Japan's FM tells elderly to 'hurry up and die' to help reduce country's rising welfare bill
Japan's new finance minister has claimed that the elderly in the country should 'hurry up and die' to help ease the cost to the taxpayer of caring for them.
Taro Aso made the controversial statement as he discussed how to deal with the country's emerging demographic crisis, as its population continues to shrink while life expectancy soars.
According to the Daily Mail, Aso's comments come after figures released earlier this month showed that the country saw its largest population drop in more than a century last year and is now aging faster than any other in the world.

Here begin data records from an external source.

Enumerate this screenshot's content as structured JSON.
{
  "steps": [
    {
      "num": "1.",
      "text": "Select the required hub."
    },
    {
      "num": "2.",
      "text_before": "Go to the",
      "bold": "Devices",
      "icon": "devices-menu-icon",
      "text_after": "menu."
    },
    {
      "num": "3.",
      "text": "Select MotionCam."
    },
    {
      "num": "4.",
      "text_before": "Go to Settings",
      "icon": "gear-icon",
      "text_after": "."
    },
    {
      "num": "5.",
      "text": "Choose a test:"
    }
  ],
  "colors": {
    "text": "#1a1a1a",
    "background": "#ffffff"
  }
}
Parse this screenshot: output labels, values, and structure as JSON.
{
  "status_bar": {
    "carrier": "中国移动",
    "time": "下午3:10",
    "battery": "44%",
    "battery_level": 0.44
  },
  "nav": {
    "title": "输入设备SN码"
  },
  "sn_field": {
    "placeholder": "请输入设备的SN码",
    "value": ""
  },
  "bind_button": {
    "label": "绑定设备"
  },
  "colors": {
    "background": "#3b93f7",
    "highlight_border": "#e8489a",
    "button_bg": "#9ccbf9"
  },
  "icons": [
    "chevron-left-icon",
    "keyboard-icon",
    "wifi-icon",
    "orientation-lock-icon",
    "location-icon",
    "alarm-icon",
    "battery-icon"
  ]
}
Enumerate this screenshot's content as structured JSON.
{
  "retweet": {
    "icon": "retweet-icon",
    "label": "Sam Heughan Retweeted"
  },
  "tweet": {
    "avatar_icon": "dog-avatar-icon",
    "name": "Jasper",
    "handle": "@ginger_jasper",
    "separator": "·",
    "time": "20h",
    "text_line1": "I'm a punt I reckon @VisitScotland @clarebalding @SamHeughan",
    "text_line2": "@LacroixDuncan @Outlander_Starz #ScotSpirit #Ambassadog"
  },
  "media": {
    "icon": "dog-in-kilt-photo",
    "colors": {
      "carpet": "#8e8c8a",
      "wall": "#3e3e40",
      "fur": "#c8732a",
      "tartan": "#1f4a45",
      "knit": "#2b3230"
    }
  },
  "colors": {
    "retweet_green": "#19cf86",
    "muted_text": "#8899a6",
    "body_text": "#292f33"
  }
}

More than 20 percent of its 128 million population is already over 65 and set to double to more than 40 percent within the next 50 years while birthrates continues to plummet.
The country faces a bleak future where there will be more dependent children and elderly than those in the age-range where they can work and contribute, the report said.
Aso, who is also the deputy Prime Minister, described those dependent on feeding tubes as 'tube people' and said it cost 'tens of millions of yen' a month to care for them.
The 72-year-old claimed he would refuse end-of-life care and that he had given his family instructions not to give him life-prolonging care.
According to the report, his comments come ahead of expected welfare cuts due to be announced in the next budget in the next few days and enforced from April.
Aso later apologized for his 'inappropriate' remarks, adding that he said what he personally believed, not what the end-of-life medical care system should be, the report added.